En aquel tiempo, contaban los discípulos lo que les había pasado por el camino y cómo habían reconocido a Jesús al partir el pan. Estaban hablando de estas cosas, cuando se presenta Jesús en medio de ellos y les dice: “Paz a vosotros”. Llenos de miedo por la sorpresa, creían ver un fantasma. Él les dijo: “¿Por qué os alarmáis?, ¿porqué surgen dudas en vuestro interior? Mirad mis manos y mis pies: soy yo en persona. Palpadme y daos cuenta de que un fantasma no tiene carne ni huesos, como veis que yo tengo”Dicho esto, les mostró las manos y los pies. Y como no acababan de creer por la alegría, y seguían atónitos, les dijo: “¿Tenéis ahí algo que comer?”. Ellos le ofrecieron un trozo de pez asado. Él lo tomó y comió delante de ellos. Y les dijo: “Esto es lo que os decía mientras estaba con vosotros; que todo lo escrito en la ley de Moisés y en los profetas y salmos acerca de mí tenía que cumplirse”.Entonces les abrió el entendimiento para comprender las Escrituras. Y añadió: “Así estaba escrito: el Mesías padecerá, resucitará de entre los muertos al tercer día y en su nombre se predicará la conversión y el perdón de los pecados a todos los pueblos, comenzando por Jerusalén. Vosotros sois testigos de esto”. (Lc 24, 35-48)
Por Redacción AJ.
Los tres primeros domingos del tiempo de Pascua el evangelio nos hace escuchar
las apariciones de Jesús resucitado a sus discípulos. Tenemos la continuación
del relato de la aparición a los discípulos de Emaús. El texto contiene los
rasgos comunes en todas las apariciones: el saludo dador de paz; el susto y el
miedo por parte de los presentes; las dudas que acompañan el encuentro; el
soplo del Espíritu; y el envío a anunciar la Buena Noticia en todo el mundo.
En el evangelio
que se proclama este tercer domingo, se evoca de nuevo el primer día de la
semana, aquel en el que dos discípulos volvían a casa desconcertados, se
encuentran con un peregrino que camina con ellos, en la aldea de Emaús
reconocieron en él a Jesús y salen a toda prisa para dar cuenta de lo ocurrido
a los demás discípulos. Hablan de cómo Jesús les había acompañado cuando
volvían a Emaús y de cómo lo habían reconocido al partir el pan. El compañero
de camino les ayudó a leer la historia. Una historia que habían considerado de fracaso
total. Y se les abrieron los ojos y el corazón. Mientras se explican, Jesús se
presenta en medio de ellos. Les cuesta creer. Están muertos de miedo.

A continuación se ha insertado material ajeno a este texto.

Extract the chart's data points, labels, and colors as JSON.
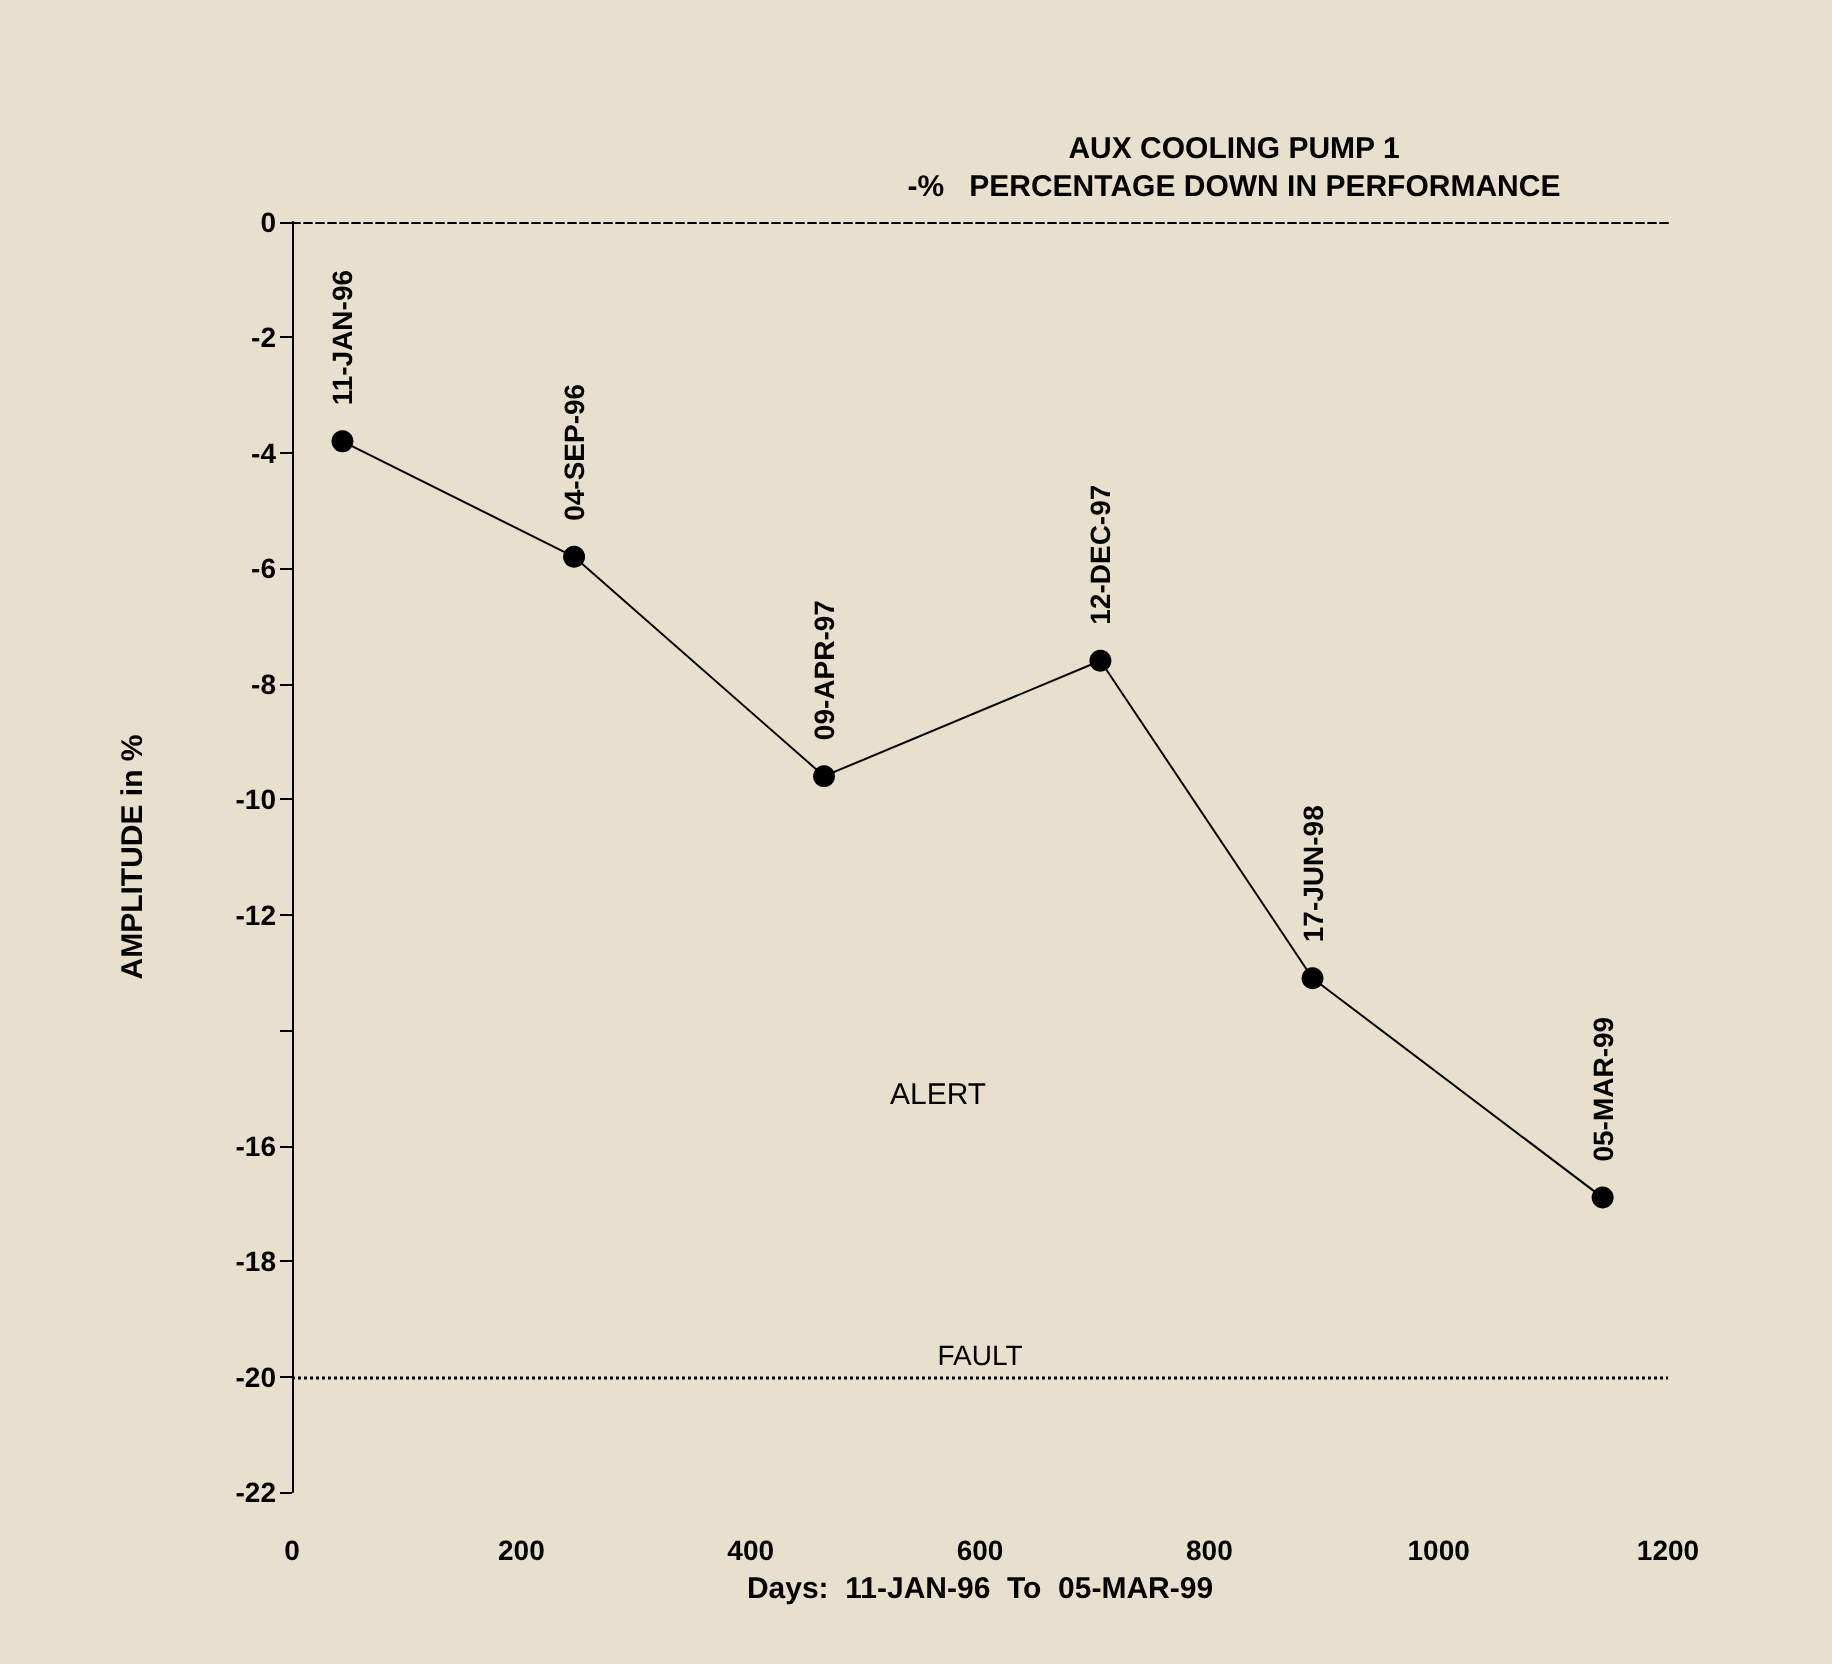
{
  "chart_data": {
    "type": "line",
    "title": "AUX COOLING PUMP 1",
    "subtitle": "-%   PERCENTAGE DOWN IN PERFORMANCE",
    "xlabel": "Days:  11-JAN-96  To  05-MAR-99",
    "ylabel": "AMPLITUDE in %",
    "x": [
      44,
      246,
      464,
      705,
      890,
      1143
    ],
    "series": [
      {
        "color": "#000000",
        "values": [
          -3.8,
          -5.8,
          -9.6,
          -7.6,
          -13.1,
          -16.9
        ]
      }
    ],
    "xlim": [
      0,
      1200
    ],
    "xticks": [
      0,
      200,
      400,
      600,
      800,
      1000,
      1200
    ],
    "ylim": [
      -22,
      0
    ],
    "yticks": [
      0,
      -2,
      -4,
      -6,
      -8,
      -10,
      -12,
      {
        "value": -14,
        "label": null
      },
      -16,
      -18,
      -20,
      -22
    ],
    "ref_lines": [
      {
        "axis": "y",
        "value": -20,
        "label": "FAULT",
        "color": "#000000",
        "line_style": "dotted"
      }
    ],
    "annotations": [
      {
        "text": "11-JAN-96",
        "x": 44,
        "y": -3.8
      },
      {
        "text": "04-SEP-96",
        "x": 246,
        "y": -5.8
      },
      {
        "text": "09-APR-97",
        "x": 464,
        "y": -9.6
      },
      {
        "text": "12-DEC-97",
        "x": 705,
        "y": -7.6
      },
      {
        "text": "17-JUN-98",
        "x": 890,
        "y": -13.1
      },
      {
        "text": "05-MAR-99",
        "x": 1143,
        "y": -16.9
      },
      "ALERT"
    ],
    "grid": false,
    "marker": "circle",
    "line_style": "solid"
  }
}
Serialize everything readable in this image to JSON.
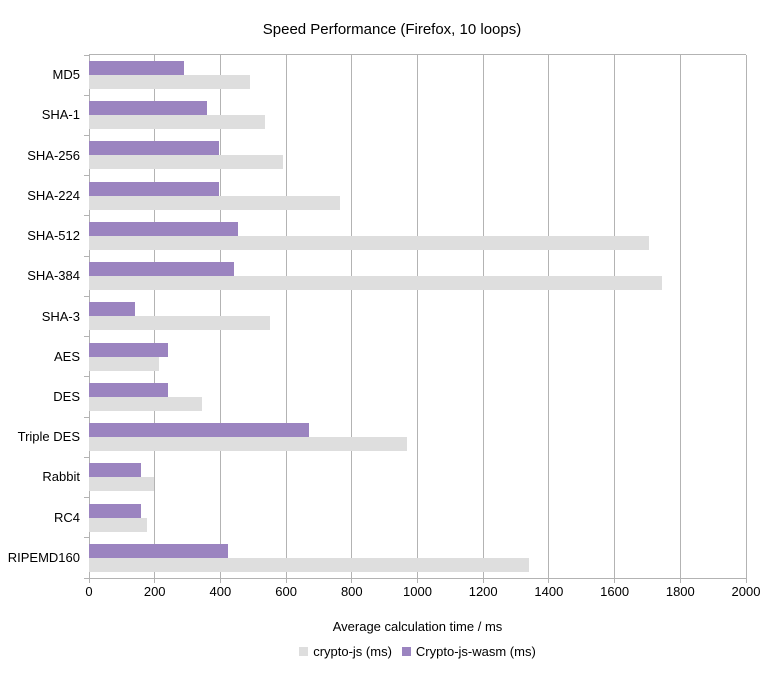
{
  "chart_data": {
    "type": "bar",
    "orientation": "horizontal",
    "title": "Speed Performance (Firefox, 10 loops)",
    "xlabel": "Average calculation time / ms",
    "ylabel": "",
    "xlim": [
      0,
      2000
    ],
    "xticks": [
      0,
      200,
      400,
      600,
      800,
      1000,
      1200,
      1400,
      1600,
      1800,
      2000
    ],
    "grid": true,
    "legend_position": "bottom",
    "categories": [
      "MD5",
      "SHA-1",
      "SHA-256",
      "SHA-224",
      "SHA-512",
      "SHA-384",
      "SHA-3",
      "AES",
      "DES",
      "Triple DES",
      "Rabbit",
      "RC4",
      "RIPEMD160"
    ],
    "series": [
      {
        "name": "crypto-js (ms)",
        "color": "#dedede",
        "values": [
          490,
          535,
          590,
          765,
          1705,
          1745,
          550,
          213,
          345,
          968,
          199,
          178,
          1340
        ]
      },
      {
        "name": "Crypto-js-wasm (ms)",
        "color": "#9b84c0",
        "values": [
          290,
          360,
          395,
          395,
          455,
          440,
          140,
          240,
          240,
          670,
          157,
          158,
          424
        ]
      }
    ],
    "colors": {
      "grid": "#b3b3b3",
      "text": "#000000",
      "background": "#ffffff"
    }
  }
}
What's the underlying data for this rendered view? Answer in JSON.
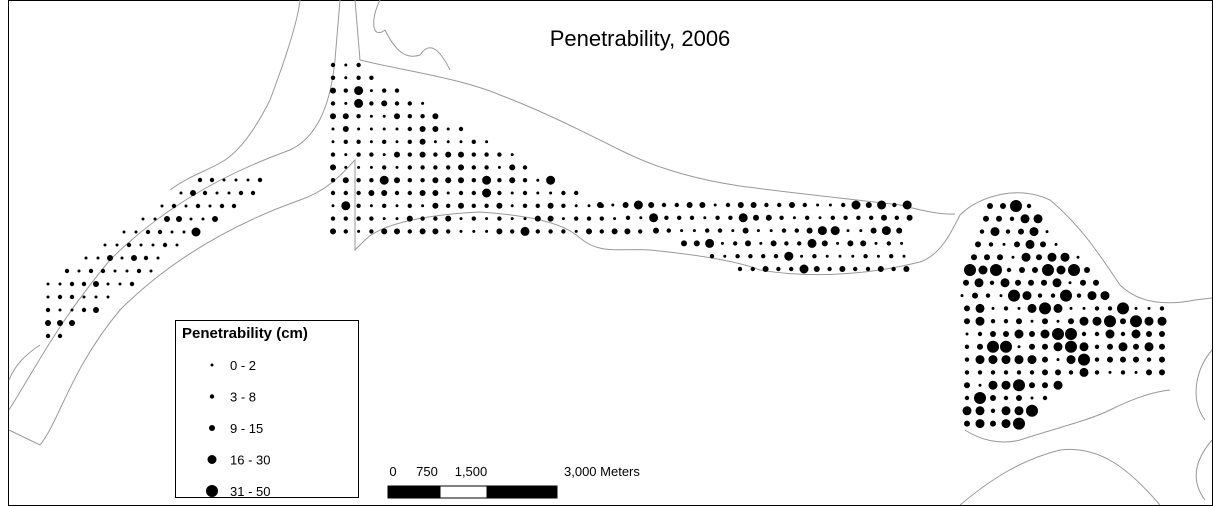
{
  "title": "Penetrability, 2006",
  "legend": {
    "title": "Penetrability (cm)",
    "items": [
      "0 - 2",
      "3 - 8",
      "9 - 15",
      "16 - 30",
      "31 - 50"
    ]
  },
  "scale_bar": {
    "labels": [
      "0",
      "750",
      "1,500",
      "3,000 Meters"
    ]
  }
}
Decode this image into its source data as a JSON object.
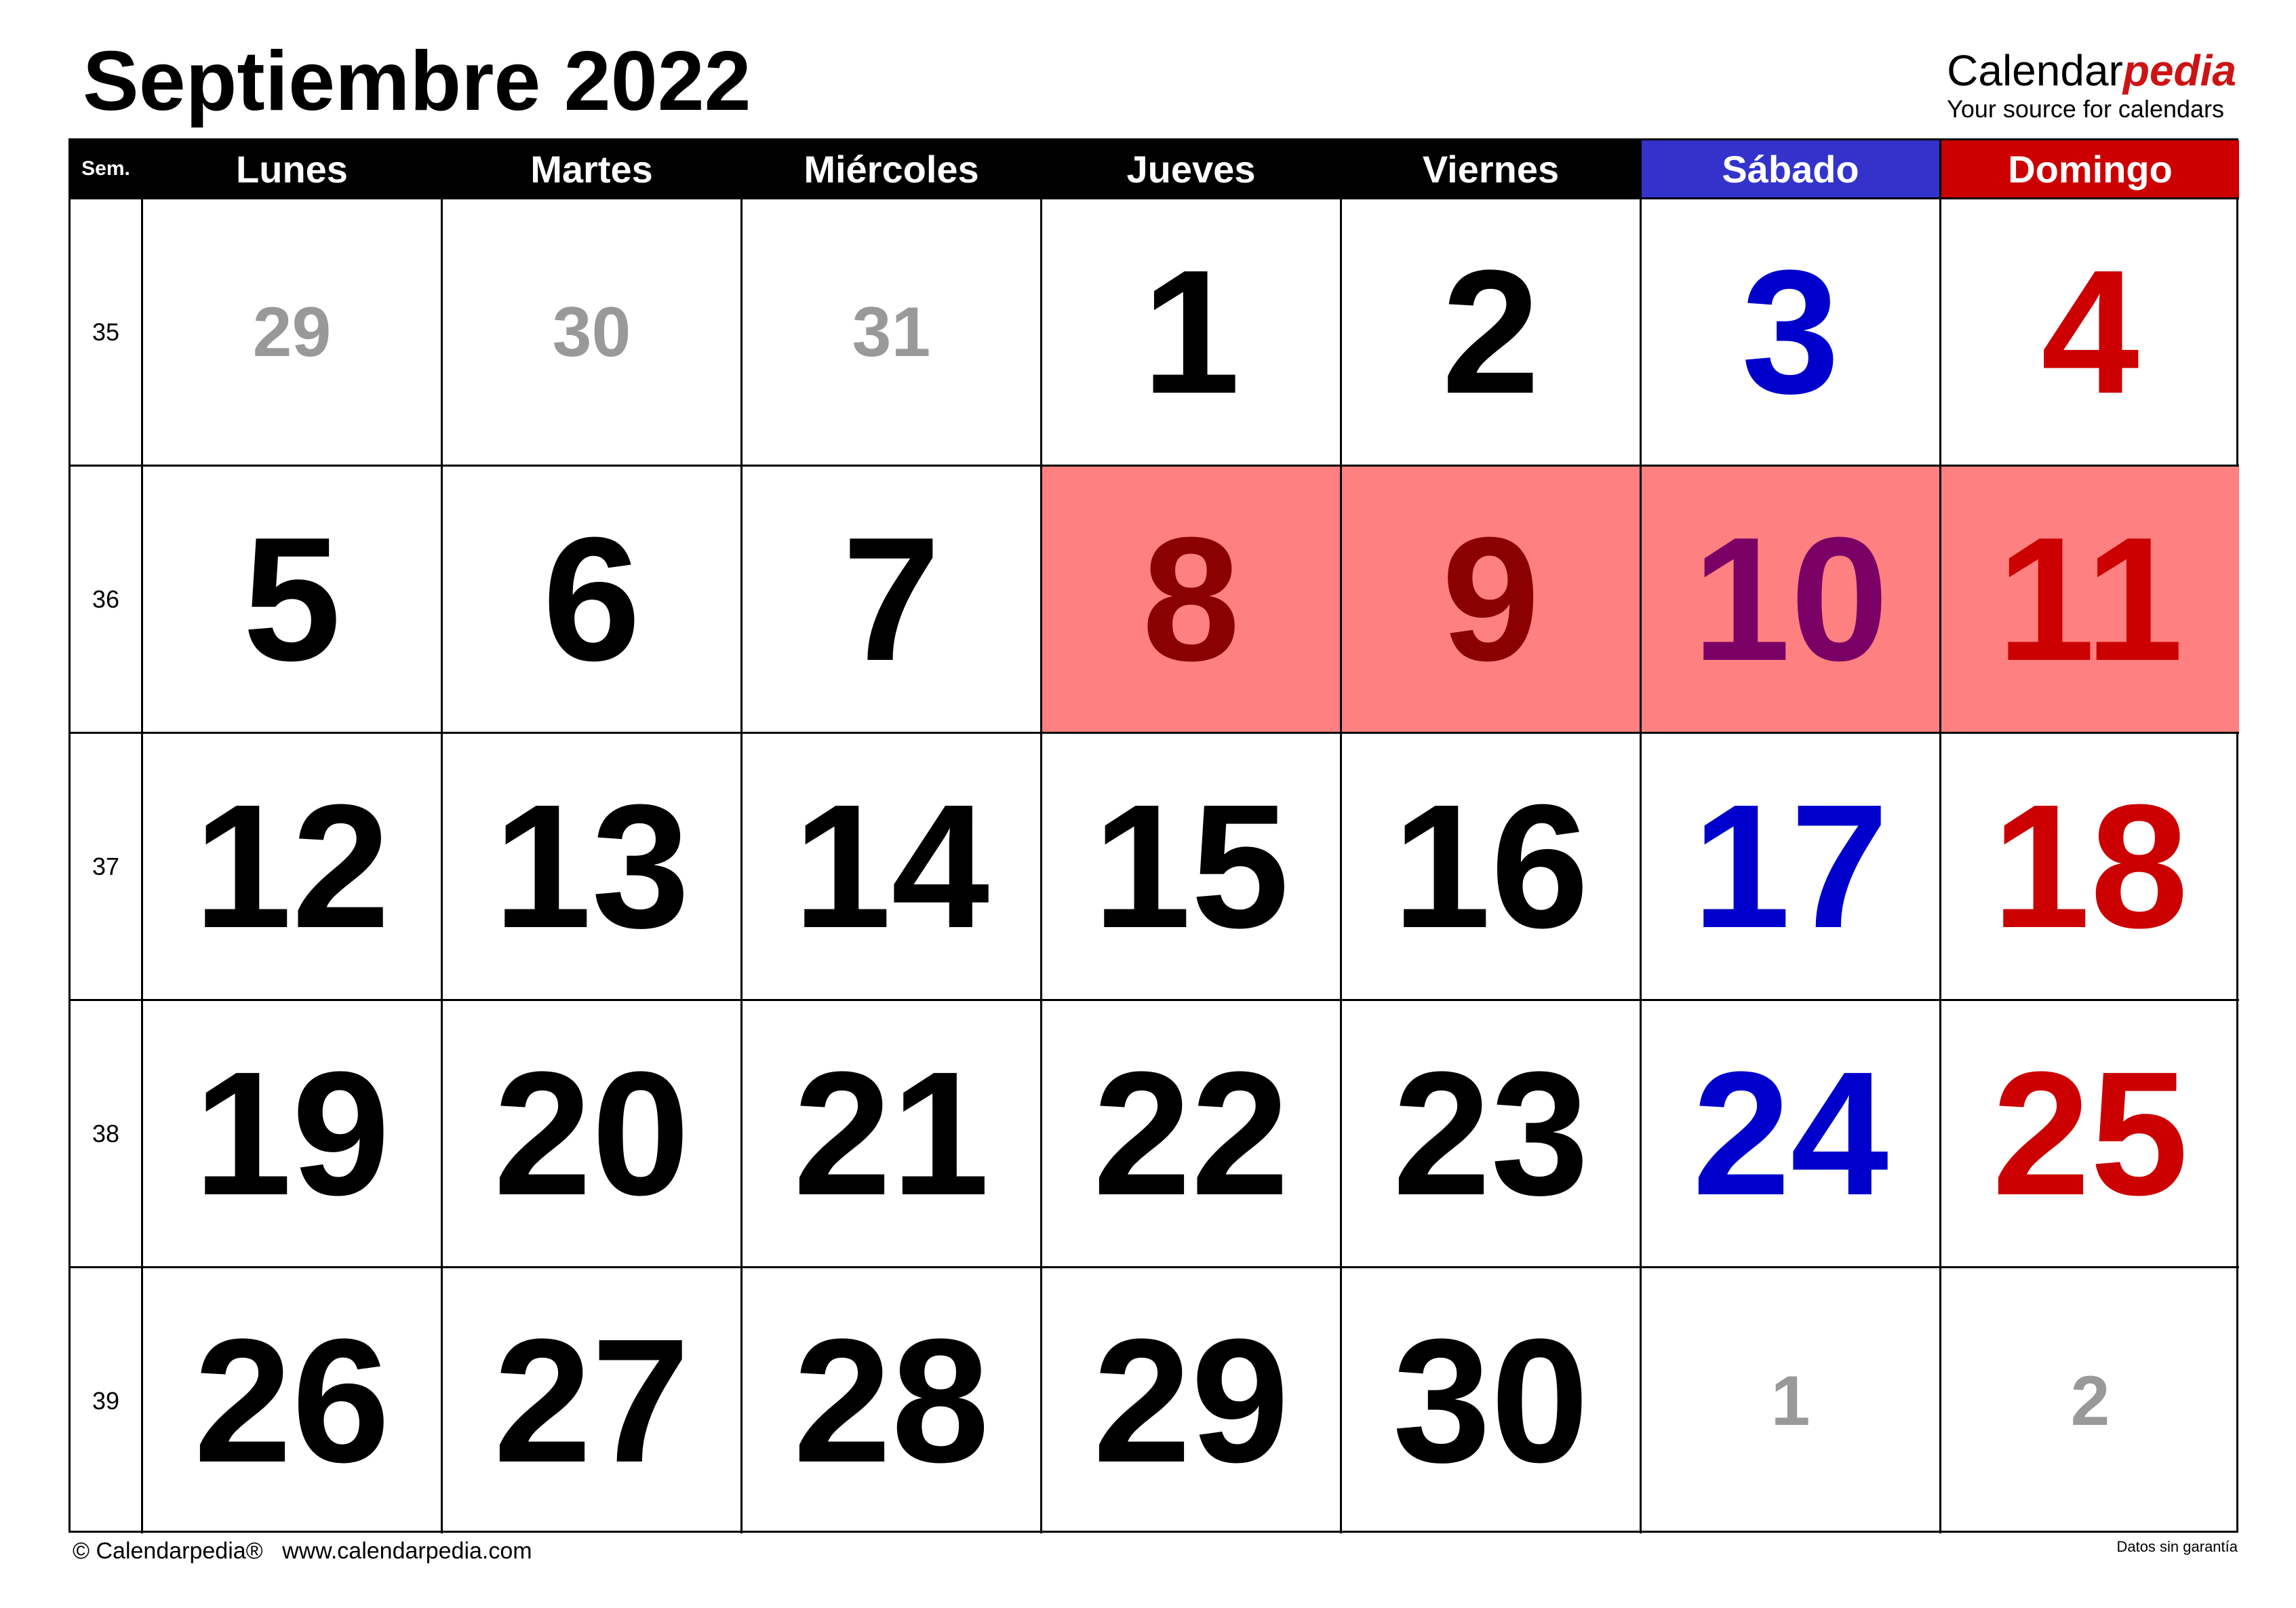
{
  "title": "Septiembre 2022",
  "brand": {
    "name_main": "Calendar",
    "name_accent": "pedia",
    "tagline": "Your source for calendars"
  },
  "header": {
    "week_label": "Sem.",
    "days": [
      "Lunes",
      "Martes",
      "Miércoles",
      "Jueves",
      "Viernes",
      "Sábado",
      "Domingo"
    ]
  },
  "colors": {
    "saturday_header": "#3333cc",
    "sunday_header": "#cc0000",
    "saturday_text": "#0000cc",
    "sunday_text": "#cc0000",
    "other_month_text": "#999999",
    "highlight_fill": "#ff8080"
  },
  "weeks": [
    {
      "number": "35",
      "days": [
        "29",
        "30",
        "31",
        "1",
        "2",
        "3",
        "4"
      ]
    },
    {
      "number": "36",
      "days": [
        "5",
        "6",
        "7",
        "8",
        "9",
        "10",
        "11"
      ]
    },
    {
      "number": "37",
      "days": [
        "12",
        "13",
        "14",
        "15",
        "16",
        "17",
        "18"
      ]
    },
    {
      "number": "38",
      "days": [
        "19",
        "20",
        "21",
        "22",
        "23",
        "24",
        "25"
      ]
    },
    {
      "number": "39",
      "days": [
        "26",
        "27",
        "28",
        "29",
        "30",
        "1",
        "2"
      ]
    }
  ],
  "highlighted_days": [
    "8",
    "9",
    "10",
    "11"
  ],
  "footer": {
    "copyright": "© Calendarpedia®",
    "website": "www.calendarpedia.com",
    "disclaimer": "Datos sin garantía"
  }
}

¿Por qué os alarmáis? Soy yo en persona.
Jesús se hizo presente en el camino como un compañero más de viaje, como un
amigo que se preocupa por el desánimo que llevan. Ahora se presenta mientras
comparten sus experiencias, mientras comen. Se hace presente en la más sencilla
cotidianidad. Los amigos no pueden quedar bloqueados por el miedo y la
incertidumbre del futuro. Lo que han vivido con el maestro no es una historia
pasada.
Lucas remarca
la identidad entre el Jesús que se les aparece y le crucificado. Soy yo en
persona. Es la misma humanidad que sufrió y murió en la cruz la que ha sido
resucitada. Es el mismo Jesús que ha convivido con ellos. El que ha comido
tantas veces como ahora come “un trozo de
pez asado”.
Era necesario
que así fuese, repite el evangelista varias veces. Se tenían que cumplir las
Escrituras.
Con la
resurrección de Jesús empieza el evangelio para el mundo. Como a los de Emaús
(Lc 24,27 y 32), Jesús “abre el entendimiento” de los discípulos para que
entiendan las Escrituras, el único medio para conocer a Cristo y transmitir su
mensaje de salvación. La misión de la Iglesia, que nace de la misión de Cristo,
consiste en predicar la conversión para el perdón de los pecados a todos los
pueblos.
Jesús resucitado
invita a rehacer el camino de la esperanza y del compromiso. No hay lugar para
la decepción paralizante. Hay que permanecer en una actitud de esperanza
crítica. De esperanza transformadora. Hay que insistir en recomponer los
puentes rotos del diálogo. Y en volver a empezar. Volver a construir espacios
para la misericordia y el perdón. Jesús también nos avisa, a nosotros
caminantes del s.XXI, y nos dice que no podemos mirar para otro lado, que nuestras
energías deben orientarse a cambiar el corazón de nuestro mundo. Que la
Eucaristía que celebramos ha de ser otra vez aquella tarde-noche de Emaús en el
que reconocemos a Jesús caminando a nuestro lado y nos lanza a contar a los
demás qué nos ha pasado por el camino y cómo lo hemos reconocido al partir el pan.